O corpo não é um templo, é um museu fechado pra reformas

Photo by Tim Mossholder on Unsplash

Ela era uma lembrança tola, de uma menina que invejou meu violão de brinquedo e me induziu na base do choro a vendê-lo sem mais nem menos sob o gracejo dos adultos. Recordo a sensação de derrota daquele dia dentro de um carro, na volta pra casa, sem saber argumentar. Fui somente levado pela corrente e morri um pouco de tristeza pelo meu instrumento. Muito longe do primeiro encontro na linha do tempo, estávamos ali, crescidos, de novo a negociar, agora algo que nem sabíamos direito o que era.

Tinha uns 20 e talvez ela fosse um ano mais jovem do que eu. Enfrentava a minha primeira greve na universidade e resolvi fugir da capital pra casa de uma tia-avó, que morava numa cidadezinha, tão velha quanto ela, às margens do Baixo Tocantins, onde à tarde me banhava nas águas barrentas e me arriscava em canoas mínimas e remos feitos de tábuas podres para chegar aos bancos de areia e conhecer o silêncio real cortado só pelo maresia e pios de pássaros. Era eu um rapagão espichado macilento e com tendência a paixões que me fulminavam a cada vez que as possibilidades se apresentavam.

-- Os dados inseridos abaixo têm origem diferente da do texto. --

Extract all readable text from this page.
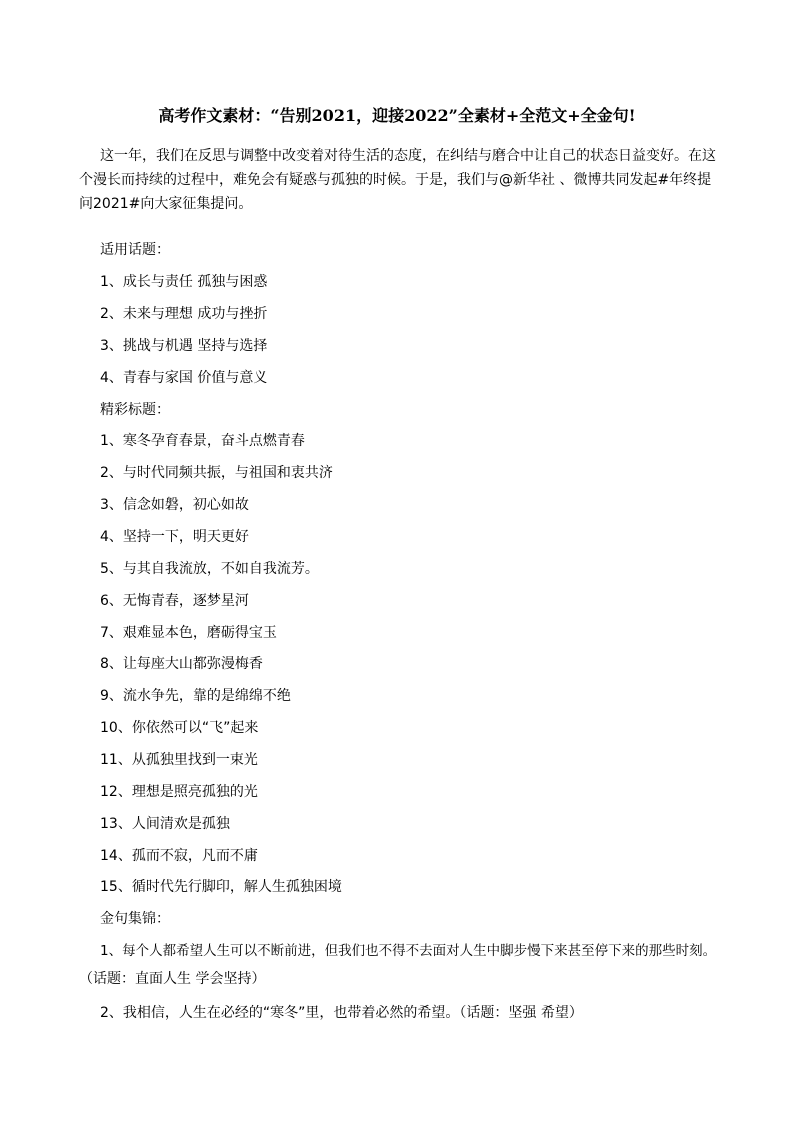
高考作文素材：“告别2021，迎接2022”全素材+全范文+全金句!

这一年，我们在反思与调整中改变着对待生活的态度，在纠结与磨合中让自己的状态日益变好。在这个漫长而持续的过程中，难免会有疑惑与孤独的时候。于是，我们与@新华社 、微博共同发起#年终提问2021#向大家征集提问。

适用话题：
1、成长与责任 孤独与困惑
2、未来与理想 成功与挫折
3、挑战与机遇 坚持与选择
4、青春与家国 价值与意义
精彩标题：
1、寒冬孕育春景，奋斗点燃青春
2、与时代同频共振，与祖国和衷共济
3、信念如磐，初心如故
4、坚持一下，明天更好
5、与其自我流放，不如自我流芳。
6、无悔青春，逐梦星河
7、艰难显本色，磨砺得宝玉
8、让每座大山都弥漫梅香
9、流水争先，靠的是绵绵不绝
10、你依然可以“飞”起来
11、从孤独里找到一束光
12、理想是照亮孤独的光
13、人间清欢是孤独
14、孤而不寂，凡而不庸
15、循时代先行脚印，解人生孤独困境
金句集锦：
1、每个人都希望人生可以不断前进，但我们也不得不去面对人生中脚步慢下来甚至停下来的那些时刻。
（话题：直面人生 学会坚持）
2、我相信，人生在必经的“寒冬”里，也带着必然的希望。（话题：坚强 希望）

E, ah, ela era uma das excelentes possibilidades. Introvertida ao extremo, usava uns óculos de lentes grossas, tinha uma pele marrom que em tudo combinava com os cabelos lisos castanhos quase bronze. Roliça, de canelas grossas e o sotaque nasal, cantando e de longas vogais, cheio de hum-huns e hem-hens da região. Todo amor que me cabia naquela idade de sonhos intactos estava ali em formosura e adiposidade. Eu, você, nós dois, já temos um passado, meu amor: um violão guardado, aquela flor e outras mumunhas mais…

Ela me reconheceu e tinha ouvido da própria mãe que o menino do violãozinho estava na cidade, o filho de Clarisse, o neto de Marita, sobrinho de Alzira. Me olhou incrédula, apesar de toda discrição, quando ficamos frente à frente. Mal disse um oi e emendamos uma conversa com primos menores em comum ao nosso redor e, quando demos por nós, estávamos já sozinhos no rumo do cais, onde os namorados iam fazer saliência às escondidas sem sequer perceber a malícia do momento.

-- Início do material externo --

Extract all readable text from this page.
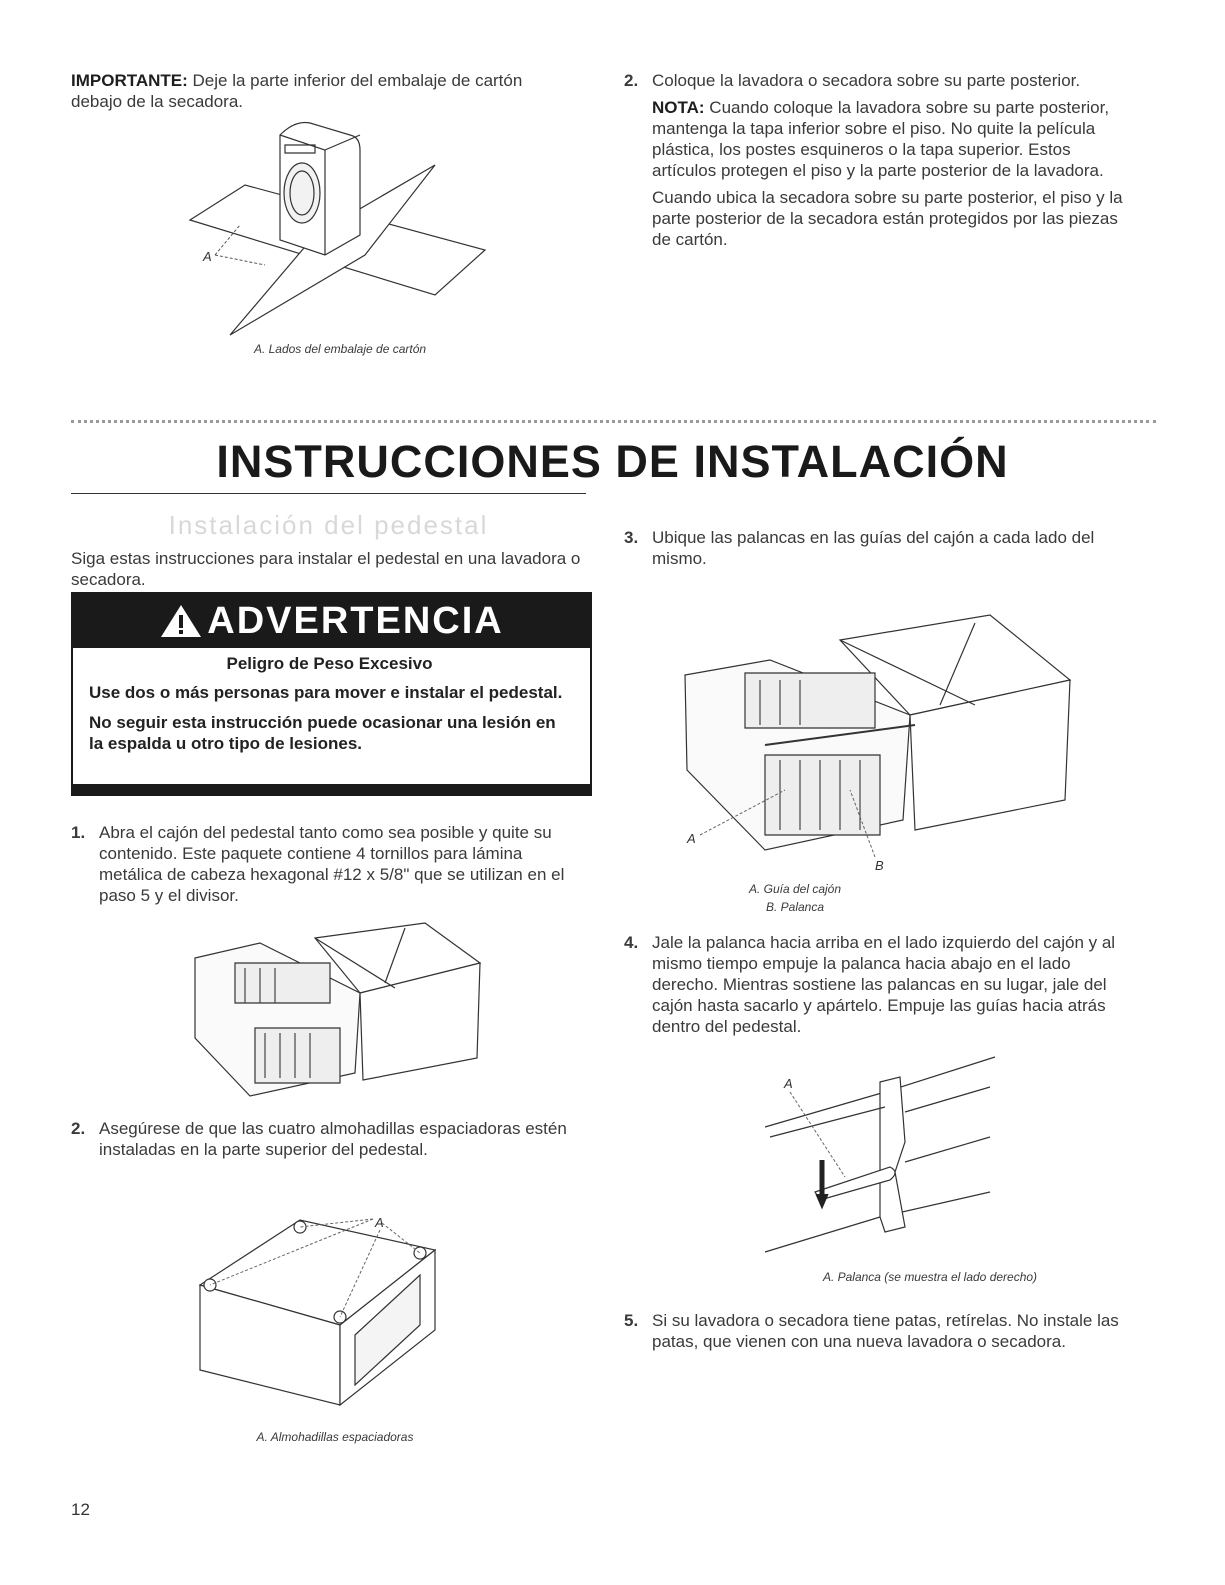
IMPORTANTE: Deje la parte inferior del embalaje de cartón debajo de la secadora.
A
A. Lados del embalaje de cartón
2. Coloque la lavadora o secadora sobre su parte posterior.
NOTA: Cuando coloque la lavadora sobre su parte posterior, mantenga la tapa inferior sobre el piso. No quite la película plástica, los postes esquineros o la tapa superior. Estos artículos protegen el piso y la parte posterior de la lavadora.
Cuando ubica la secadora sobre su parte posterior, el piso y la parte posterior de la secadora están protegidos por las piezas de cartón.
INSTRUCCIONES DE INSTALACIÓN
Instalación del pedestal
Siga estas instrucciones para instalar el pedestal en una lavadora o secadora.
ADVERTENCIA
Peligro de Peso Excesivo
Use dos o más personas para mover e instalar el pedestal.
No seguir esta instrucción puede ocasionar una lesión en la espalda u otro tipo de lesiones.
1. Abra el cajón del pedestal tanto como sea posible y quite su contenido. Este paquete contiene 4 tornillos para lámina metálica de cabeza hexagonal #12 x 5/8" que se utilizan en el paso 5 y el divisor.
2. Asegúrese de que las cuatro almohadillas espaciadoras estén instaladas en la parte superior del pedestal.
A
A. Almohadillas espaciadoras
3. Ubique las palancas en las guías del cajón a cada lado del mismo.
A
B
A. Guía del cajón
B. Palanca
4. Jale la palanca hacia arriba en el lado izquierdo del cajón y al mismo tiempo empuje la palanca hacia abajo en el lado derecho. Mientras sostiene las palancas en su lugar, jale del cajón hasta sacarlo y apártelo. Empuje las guías hacia atrás dentro del pedestal.
A
A. Palanca (se muestra el lado derecho)
5. Si su lavadora o secadora tiene patas, retírelas. No instale las patas, que vienen con una nueva lavadora o secadora.
12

Me falou de livros, de não gostar de Belém, do que viria a ser quando crescesse, de como a música se fez presente na vida dela, de nunca ter tido um namorado, do brinquedo que ela ainda possuía como relíquia. O mesmo da troca. E Trocamos? Não vendi? Sim, trocamos. Era a primeira traição da minha memória, porque recordo, como se fosse agora, os borós recebidos pela venda na minha mão enquanto retornava para casa desiludido com minha primeira perda consciente. Rimos bastante de vários temas e, para quem era tímida, ela estava falante e expansiva. E ficamos também em silêncio, por vezes, de olho no rio, com o vento no rosto, sem ter a menor ideia do que fazer.

Posso ter segurado as mãos dela e sentido o suor gelado da juventude? Talvez, porém é possível que seja só mais uma memória implantada pela minha imaginação. O mais provável é ter ficado ali parado na espera de que algo extraordinário ocorresse de forma natural e avassaladora e nos transformasse em dois amantes de cinema alumiados pela lua equatorial. E as mãos se procurassem na pouca luz, o meu corpo magro se chocasse com delicadeza ao corpo gordo dela e as bocas se encontrassem no escuro, famintas como são as bocas jovens, como deveria de ser. Era o que eu ingênuo ansiava, sem tanta interferência dos hormônios de então.

Ocorre que de onde menos se espera é de lá que não sai nada mesmo, como dizem. Ficou tarde, ela mencionou o horário e voltamos pelo mesmo caminho, de novo a sós, em passos de enamorados sem nem lembrar da praga dos pirralhos que estavam no início do nosso reencontro. Deixei-a na porta de casa, sem beijo, sem amasso, sem nada, com exceção da vontade e do arrependimento.

No outro dia, recebi um bilhete. Essa história faz tantos anos que as pessoas ainda escreviam mensagens em papéis e enviavam como segredos umas às outras, tal qual nossos ancestrais. A nota dizia em um letra redonda de quem fez caligrafia:

Quero te ver novo, no cais. Hoje, sete horas, logo depois da janta. Assinado: C. Beijo, beijo.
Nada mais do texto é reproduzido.